LITTLE ROCK — A man who was forced to go to trial with an attorney he did not want is entitled to a new trial, the state Supreme Court ruled Thursday.
In a 5-2 decision, the high court reversed Ulises Arroyo Jr.’s conviction of possession of methamphetamine, possession of drug paraphernalia, maintaining a drug premises and simultaneous possession of drugs and firearms. Arroyo had been sentenced in Lonoke County Circuit Court to 29 years in prison for the offenses.
On the day before Arroyo’s trial, he asked that a new lawyer, Edward Adcock, be allowed to represent him, that his trial be postponed and that he and his wife, Giselle Arroyo, be tried separately. Up to that point, both Arroyos had been represented by lawyer James Hensley.

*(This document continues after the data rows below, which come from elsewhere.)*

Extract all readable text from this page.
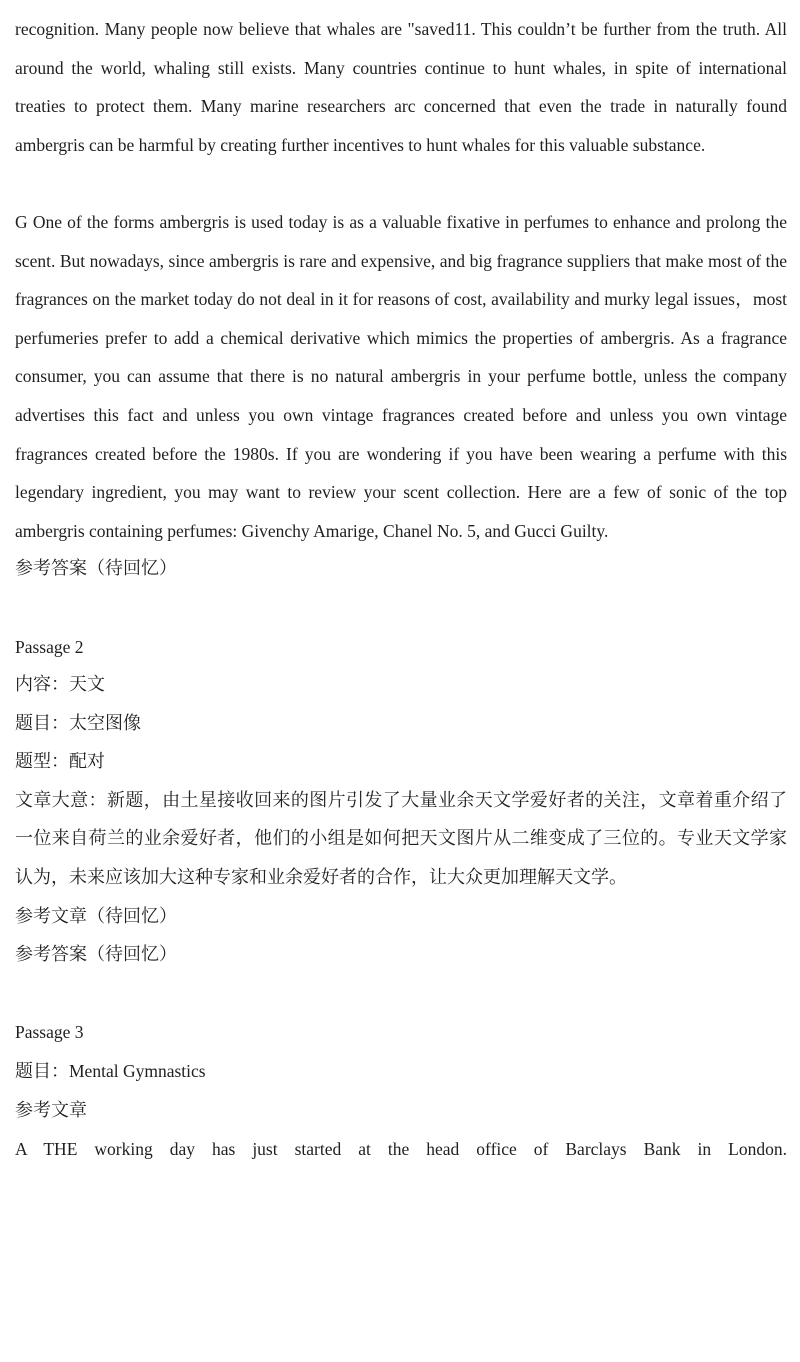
recognition. Many people now believe that whales are "saved11. This couldn’t be further from the truth. All around the world, whaling still exists. Many countries continue to hunt whales, in spite of international treaties to protect them. Many marine researchers arc concerned that even the trade in naturally found ambergris can be harmful by creating further incentives to hunt whales for this valuable substance.

G One of the forms ambergris is used today is as a valuable fixative in perfumes to enhance and prolong the scent. But nowadays, since ambergris is rare and expensive, and big fragrance suppliers that make most of the fragrances on the market today do not deal in it for reasons of cost, availability and murky legal issues，most perfumeries prefer to add a chemical derivative which mimics the properties of ambergris. As a fragrance consumer, you can assume that there is no natural ambergris in your perfume bottle, unless the company advertises this fact and unless you own vintage fragrances created before and unless you own vintage fragrances created before the 1980s. If you are wondering if you have been wearing a perfume with this legendary ingredient, you may want to review your scent collection. Here are a few of sonic of the top ambergris containing perfumes: Givenchy Amarige, Chanel No. 5, and Gucci Guilty.

参考答案（待回忆）

Passage 2

内容：天文

题目：太空图像

题型：配对

文章大意：新题，由土星接收回来的图片引发了大量业余天文学爱好者的关注，文章着重介绍了一位来自荷兰的业余爱好者，他们的小组是如何把天文图片从二维变成了三位的。专业天文学家认为，未来应该加大这种专家和业余爱好者的合作，让大众更加理解天文学。

参考文章（待回忆）

参考答案（待回忆）

Passage 3

题目：Mental Gymnastics

参考文章

A THE working day has just started at the head office of Barclays Bank in London.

Lonoke County Circuit Judge Phillip Thomas Whiteaker agreed to sever the cases but said that because Hensley was prepared to go to trial, he would not allow Arroyo to change lawyers and would not postpone his trial.
In its majority opinion Thursday, the Supreme Court said that when a defendant seeks to change lawyers, the judge must weigh the defendant’s right to choice of counsel against the public’s interest in prompt dispensation of justice. In the present case, however, the judge never asked crucial questions such as why Arroyo wanted to change lawyers or how much time Adock would need to prepare for trial, the court said.
“The record before us indicates that the circuit court viewed any delay as unacceptable, which we conclude was unreasonable and arbitrary under the circumstances,” Chief Justice Jim Hannah wrote in the majority opinion.
Joining Hannah in the majority were Justices Karen Baker, Courtney Hudson Goodson, Josephine Linker Hart and Cliff Hoofman.
Justices Donald Corbin and Paul Danielson dissented. Danielson wrote for the minority that Arroyo’s requests for a new lawyer and postponement of his trial were made in the context of addressing a potential conflict if the same lawyer represented both him and his wife.
“The court determined that the conflict could be resolved without taking the attorney prepared for trial off of the case,” Danielson wrote in the minority opinion. “Therefore the court was inclined to proceed with the trial as scheduled. With no other information before it to consider, I do not believe the court was required to do anything further.”